La scorsa notte quattro bambini malati oncologici e le loro famiglie, sono stati costretti ad evacuare d’urgenza verso la città ucraina di Ternopil, a ovest, poichè Kiev è diventata ormai “troppo pericolosa”.

I casi più gravi sono invece rimasti a Kiev, 25 all’Istituto per il cancro e 20 all’Istituto di neurochirurgia, perché trasportarli sarebbe troppo pericoloso.

La notizia è stata resa nota dall’ong Soleterre, la quale ha diffuso le immagini del bunker dell’Istituto del cancro di Kiev, dove sono ricoverati 25 tra i bambini più gravemente malati e per questo motivo non possono essere trasferiti in case d’accoglienza o in ospedali più sicuri.

I bimbi, che non possono assolutamente permettersi di interrompere le cure, sono stati sistemati in giacigli di fortuna messi a terra nei sotterranei, senza luce, nel disordine e nel degrado e senza le condizioni igieniche minime necessarie.

“Kiev, afferma l’ong Soleterre, “non è più sicura, i bombardamenti proseguono e la sicurezza dei nostri pazienti è a rischio.

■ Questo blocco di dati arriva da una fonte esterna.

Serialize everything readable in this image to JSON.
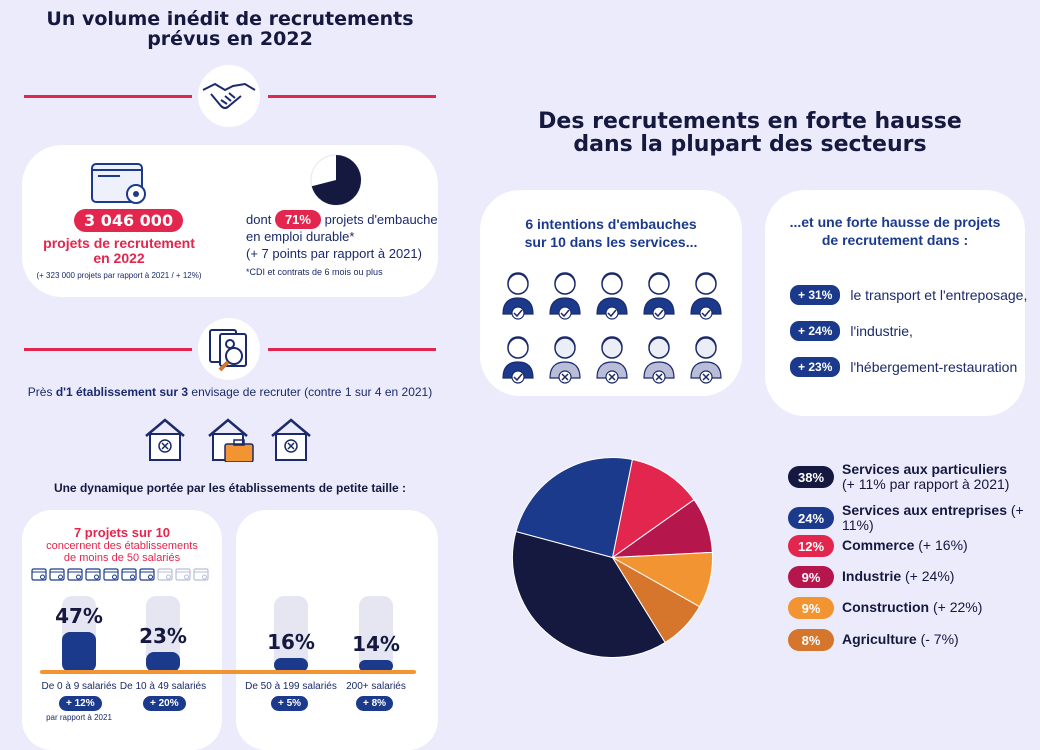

Il Seminterrato della nostra Casa di accoglienza, la Dacha, è troppo precario, i bambini sono impauriti e la nostra priorità è metterli in salvo e continuare le loro cure salvavita. Per questo nella notte del 24 febbraio abbiamo deciso un’evacuazione d’urgenza delle prime 4 famiglie dalla casa di accoglienza a Ternopil, dove c’è un ospedale in grado di proseguire le cure dei pazienti”.

“I bambini con patologie oncologiche”, racconta Natalia Onipko, presidentessa della Fondazione Zaporouka, organizzazione gemella di Soleterre che sta curando la Dacha, “stanno lottando due guerre: quella contro il cancro e contro l’invasione russa. Sono stremati, alcuni hanno già vissuto questi traumi nel 2014”.